39 In Time: In 2020, the quickest finish of Season 4 came when Adrian Yanez knocked Brady Huang out in 39 seconds. This year, the fastest finish came at the guillotine choke of Mike Malott, who tapped Shimon Smotritsky in exactly 39 seconds as well. Neither are anywhere close to the record held by Alonzo Menifield’s eight-second win against Dashawn Boatwright in Season 2.

I’m Carryin’ the Wheel: In the final show of the season, Jonas Bilarinho nailed Canaan Kawaihae with a spinning wheel kick to get the win with a minute left in the match. His spinning wheel kick is the first in DWCS history, but he did not end up receiving a contract for his work.

Passing the Bar: For the first time in the history of the Contender Series, a fighter pulled off a kneebar. In the main event of Episode 9, Gadzhi Omargadzhiev snared the submission to get a victory against Jansey Silva, and picked up a contract in the process.

Twist and Pop: A new move for Contender Series fighters, recent UFC victor Albert Duraev made a splash by neck cranking Caio Bittencourt. Eighteen rear-naked chokes have occurred across the Contender Series, but none came by cranking the neck this way.

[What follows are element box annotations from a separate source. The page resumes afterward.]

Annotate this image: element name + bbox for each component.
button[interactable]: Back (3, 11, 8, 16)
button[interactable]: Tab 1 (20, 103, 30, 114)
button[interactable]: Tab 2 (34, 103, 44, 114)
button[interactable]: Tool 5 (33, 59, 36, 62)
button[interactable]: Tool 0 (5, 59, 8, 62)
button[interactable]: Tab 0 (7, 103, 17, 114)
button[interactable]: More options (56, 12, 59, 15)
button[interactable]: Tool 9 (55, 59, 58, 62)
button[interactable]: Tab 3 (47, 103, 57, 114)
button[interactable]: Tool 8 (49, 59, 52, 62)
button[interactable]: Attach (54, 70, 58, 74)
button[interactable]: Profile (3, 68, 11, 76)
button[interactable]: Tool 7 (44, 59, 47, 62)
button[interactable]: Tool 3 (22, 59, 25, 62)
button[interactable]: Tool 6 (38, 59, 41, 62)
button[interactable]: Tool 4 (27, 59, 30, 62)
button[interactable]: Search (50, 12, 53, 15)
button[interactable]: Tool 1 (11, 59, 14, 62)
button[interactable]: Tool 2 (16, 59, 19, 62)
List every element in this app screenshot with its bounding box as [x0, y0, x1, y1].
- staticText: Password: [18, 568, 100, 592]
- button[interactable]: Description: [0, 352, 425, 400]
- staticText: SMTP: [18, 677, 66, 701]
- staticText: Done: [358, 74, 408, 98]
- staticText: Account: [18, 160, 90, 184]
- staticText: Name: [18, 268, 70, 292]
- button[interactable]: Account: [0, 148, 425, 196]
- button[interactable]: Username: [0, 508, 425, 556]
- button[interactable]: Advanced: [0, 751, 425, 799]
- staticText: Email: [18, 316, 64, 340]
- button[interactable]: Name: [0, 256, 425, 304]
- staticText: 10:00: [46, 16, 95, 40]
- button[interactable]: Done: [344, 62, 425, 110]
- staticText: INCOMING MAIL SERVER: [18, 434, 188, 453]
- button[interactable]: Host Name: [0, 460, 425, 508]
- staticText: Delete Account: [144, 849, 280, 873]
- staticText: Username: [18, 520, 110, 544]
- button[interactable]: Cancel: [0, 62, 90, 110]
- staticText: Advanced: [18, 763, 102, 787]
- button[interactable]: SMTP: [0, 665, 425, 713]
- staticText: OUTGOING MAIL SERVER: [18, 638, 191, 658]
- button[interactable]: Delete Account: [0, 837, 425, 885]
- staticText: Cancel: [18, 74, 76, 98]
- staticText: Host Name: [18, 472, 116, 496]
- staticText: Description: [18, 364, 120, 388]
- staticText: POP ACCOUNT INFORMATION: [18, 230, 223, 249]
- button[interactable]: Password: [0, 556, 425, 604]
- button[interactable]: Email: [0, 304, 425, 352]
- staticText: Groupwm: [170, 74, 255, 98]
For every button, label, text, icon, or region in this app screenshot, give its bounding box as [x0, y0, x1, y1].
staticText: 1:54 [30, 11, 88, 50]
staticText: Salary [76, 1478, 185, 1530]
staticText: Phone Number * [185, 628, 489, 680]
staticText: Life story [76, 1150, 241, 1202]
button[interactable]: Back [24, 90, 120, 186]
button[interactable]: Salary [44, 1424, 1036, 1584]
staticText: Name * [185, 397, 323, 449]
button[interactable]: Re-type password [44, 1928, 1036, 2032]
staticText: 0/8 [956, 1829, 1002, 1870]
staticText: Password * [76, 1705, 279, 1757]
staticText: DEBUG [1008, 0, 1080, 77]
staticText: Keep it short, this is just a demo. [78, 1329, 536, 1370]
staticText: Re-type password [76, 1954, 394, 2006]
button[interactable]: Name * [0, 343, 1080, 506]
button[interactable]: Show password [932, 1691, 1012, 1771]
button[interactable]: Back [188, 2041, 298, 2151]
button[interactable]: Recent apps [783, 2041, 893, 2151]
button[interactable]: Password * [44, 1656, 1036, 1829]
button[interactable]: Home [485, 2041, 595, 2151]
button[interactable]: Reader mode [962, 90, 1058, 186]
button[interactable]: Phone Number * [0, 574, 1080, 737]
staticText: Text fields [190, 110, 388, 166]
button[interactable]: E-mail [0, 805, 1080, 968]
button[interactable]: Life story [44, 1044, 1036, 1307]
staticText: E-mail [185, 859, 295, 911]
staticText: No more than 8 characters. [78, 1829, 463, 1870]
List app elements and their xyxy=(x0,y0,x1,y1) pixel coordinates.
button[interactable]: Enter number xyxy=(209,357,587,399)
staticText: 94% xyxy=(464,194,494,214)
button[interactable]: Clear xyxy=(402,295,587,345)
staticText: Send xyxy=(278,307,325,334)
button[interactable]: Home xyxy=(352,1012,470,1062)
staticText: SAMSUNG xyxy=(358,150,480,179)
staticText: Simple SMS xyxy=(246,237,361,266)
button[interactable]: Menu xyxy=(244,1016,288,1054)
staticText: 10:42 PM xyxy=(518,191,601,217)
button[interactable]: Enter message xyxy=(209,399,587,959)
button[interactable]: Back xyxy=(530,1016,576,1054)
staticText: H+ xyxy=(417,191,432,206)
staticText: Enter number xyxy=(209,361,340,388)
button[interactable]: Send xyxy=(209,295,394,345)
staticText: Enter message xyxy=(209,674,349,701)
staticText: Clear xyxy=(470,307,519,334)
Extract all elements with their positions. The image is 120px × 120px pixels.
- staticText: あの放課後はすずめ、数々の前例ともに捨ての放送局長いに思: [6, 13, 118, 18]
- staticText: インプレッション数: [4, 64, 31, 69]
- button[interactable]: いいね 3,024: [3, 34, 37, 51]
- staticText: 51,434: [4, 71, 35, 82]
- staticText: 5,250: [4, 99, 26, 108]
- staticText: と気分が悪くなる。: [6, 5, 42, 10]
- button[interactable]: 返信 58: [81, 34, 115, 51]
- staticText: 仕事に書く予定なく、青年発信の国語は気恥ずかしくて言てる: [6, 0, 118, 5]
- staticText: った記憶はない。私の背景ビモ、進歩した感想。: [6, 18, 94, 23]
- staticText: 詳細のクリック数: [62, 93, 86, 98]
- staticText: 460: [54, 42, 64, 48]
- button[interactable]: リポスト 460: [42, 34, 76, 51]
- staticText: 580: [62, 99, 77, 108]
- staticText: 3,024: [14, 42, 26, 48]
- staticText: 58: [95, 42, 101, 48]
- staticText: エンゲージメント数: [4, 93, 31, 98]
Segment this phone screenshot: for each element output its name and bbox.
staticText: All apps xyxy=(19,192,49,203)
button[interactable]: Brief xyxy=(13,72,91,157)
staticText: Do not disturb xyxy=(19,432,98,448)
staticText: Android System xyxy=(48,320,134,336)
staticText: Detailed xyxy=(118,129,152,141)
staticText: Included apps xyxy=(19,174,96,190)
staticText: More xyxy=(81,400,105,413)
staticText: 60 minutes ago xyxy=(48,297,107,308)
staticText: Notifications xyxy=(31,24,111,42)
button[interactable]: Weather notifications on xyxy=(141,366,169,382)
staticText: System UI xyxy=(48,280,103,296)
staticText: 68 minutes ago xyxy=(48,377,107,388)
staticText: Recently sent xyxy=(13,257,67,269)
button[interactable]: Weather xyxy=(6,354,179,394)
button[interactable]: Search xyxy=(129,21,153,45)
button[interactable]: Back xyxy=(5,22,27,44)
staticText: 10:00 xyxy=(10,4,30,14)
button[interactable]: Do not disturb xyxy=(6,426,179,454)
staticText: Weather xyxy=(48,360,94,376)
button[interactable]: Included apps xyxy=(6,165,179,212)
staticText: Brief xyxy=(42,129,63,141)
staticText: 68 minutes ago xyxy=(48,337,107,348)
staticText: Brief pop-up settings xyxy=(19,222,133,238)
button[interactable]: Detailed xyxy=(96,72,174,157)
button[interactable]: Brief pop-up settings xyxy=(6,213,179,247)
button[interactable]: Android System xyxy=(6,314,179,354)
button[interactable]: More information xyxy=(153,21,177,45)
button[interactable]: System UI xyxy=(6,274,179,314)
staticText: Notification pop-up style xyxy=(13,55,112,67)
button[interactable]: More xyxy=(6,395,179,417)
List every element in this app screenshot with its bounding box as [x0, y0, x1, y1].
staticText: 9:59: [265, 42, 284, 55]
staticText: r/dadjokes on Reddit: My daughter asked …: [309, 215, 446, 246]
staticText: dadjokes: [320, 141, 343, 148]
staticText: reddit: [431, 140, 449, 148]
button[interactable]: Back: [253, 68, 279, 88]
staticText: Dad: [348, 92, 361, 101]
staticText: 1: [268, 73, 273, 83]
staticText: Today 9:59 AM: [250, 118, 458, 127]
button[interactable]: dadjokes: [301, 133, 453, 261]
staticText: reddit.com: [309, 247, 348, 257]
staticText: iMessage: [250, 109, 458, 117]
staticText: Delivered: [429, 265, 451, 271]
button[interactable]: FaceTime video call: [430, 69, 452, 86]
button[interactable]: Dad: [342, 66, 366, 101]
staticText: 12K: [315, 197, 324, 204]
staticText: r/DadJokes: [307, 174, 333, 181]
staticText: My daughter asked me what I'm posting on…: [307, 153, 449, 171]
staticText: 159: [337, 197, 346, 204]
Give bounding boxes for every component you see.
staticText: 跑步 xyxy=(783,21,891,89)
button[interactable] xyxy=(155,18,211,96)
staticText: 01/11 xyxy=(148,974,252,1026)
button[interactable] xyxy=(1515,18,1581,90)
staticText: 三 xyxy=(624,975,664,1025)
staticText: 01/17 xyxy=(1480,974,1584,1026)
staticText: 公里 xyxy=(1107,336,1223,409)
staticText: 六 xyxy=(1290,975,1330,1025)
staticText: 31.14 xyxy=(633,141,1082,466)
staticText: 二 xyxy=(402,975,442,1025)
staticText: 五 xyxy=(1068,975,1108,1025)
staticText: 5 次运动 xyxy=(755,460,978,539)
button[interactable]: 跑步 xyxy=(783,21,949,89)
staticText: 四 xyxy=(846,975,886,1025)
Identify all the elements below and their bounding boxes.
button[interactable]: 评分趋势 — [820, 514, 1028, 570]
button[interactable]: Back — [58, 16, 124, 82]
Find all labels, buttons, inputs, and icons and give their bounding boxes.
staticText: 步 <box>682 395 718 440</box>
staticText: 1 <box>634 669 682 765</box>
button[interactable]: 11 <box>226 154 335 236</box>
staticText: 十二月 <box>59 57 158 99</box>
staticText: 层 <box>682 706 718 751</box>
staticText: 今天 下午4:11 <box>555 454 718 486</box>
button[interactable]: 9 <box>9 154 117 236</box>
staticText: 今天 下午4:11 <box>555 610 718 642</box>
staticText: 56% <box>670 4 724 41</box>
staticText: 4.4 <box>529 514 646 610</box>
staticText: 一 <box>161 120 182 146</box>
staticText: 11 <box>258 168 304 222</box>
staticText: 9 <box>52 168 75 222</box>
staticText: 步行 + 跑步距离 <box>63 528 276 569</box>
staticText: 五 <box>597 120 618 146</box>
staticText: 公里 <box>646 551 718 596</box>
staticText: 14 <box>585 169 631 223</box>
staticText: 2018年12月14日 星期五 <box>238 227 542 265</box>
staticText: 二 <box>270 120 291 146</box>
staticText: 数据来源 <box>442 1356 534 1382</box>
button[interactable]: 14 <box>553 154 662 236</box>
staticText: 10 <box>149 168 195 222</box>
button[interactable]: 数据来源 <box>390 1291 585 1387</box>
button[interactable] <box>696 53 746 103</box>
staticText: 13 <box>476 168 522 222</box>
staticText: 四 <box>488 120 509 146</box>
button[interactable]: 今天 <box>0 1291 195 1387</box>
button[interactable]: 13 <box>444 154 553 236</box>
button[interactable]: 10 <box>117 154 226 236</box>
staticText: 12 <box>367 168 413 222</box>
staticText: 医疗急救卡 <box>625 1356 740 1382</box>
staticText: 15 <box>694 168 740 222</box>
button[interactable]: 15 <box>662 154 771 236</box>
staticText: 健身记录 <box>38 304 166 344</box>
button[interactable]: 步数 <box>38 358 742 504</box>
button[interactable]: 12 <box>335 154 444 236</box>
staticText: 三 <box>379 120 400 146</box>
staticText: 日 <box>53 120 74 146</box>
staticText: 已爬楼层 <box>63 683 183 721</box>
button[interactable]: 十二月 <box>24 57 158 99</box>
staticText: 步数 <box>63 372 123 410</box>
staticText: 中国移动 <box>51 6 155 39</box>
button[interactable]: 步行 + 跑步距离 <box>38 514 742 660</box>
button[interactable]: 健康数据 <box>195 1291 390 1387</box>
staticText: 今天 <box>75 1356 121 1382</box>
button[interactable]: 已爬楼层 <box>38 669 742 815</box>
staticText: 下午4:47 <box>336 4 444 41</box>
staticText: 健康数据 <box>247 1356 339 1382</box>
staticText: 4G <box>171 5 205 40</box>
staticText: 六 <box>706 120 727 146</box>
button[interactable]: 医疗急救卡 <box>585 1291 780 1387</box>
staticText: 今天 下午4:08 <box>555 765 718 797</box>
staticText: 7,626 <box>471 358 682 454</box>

Blink It Out: Due to an eye poke 10 seconds into the third frame, the bout between Joanderson Sa de Brito and Diego Lopes went to the first technical decision in Contender Series history. Brito got his hand raised, and still managed to earn a UFC contract.

Never Say Never Again: Coming into their respective bouts in Season 5 of the Contender Series, 11 fighters had never been stopped, three had never suffered a knockout loss, and eight had never been beaten on the scorecards.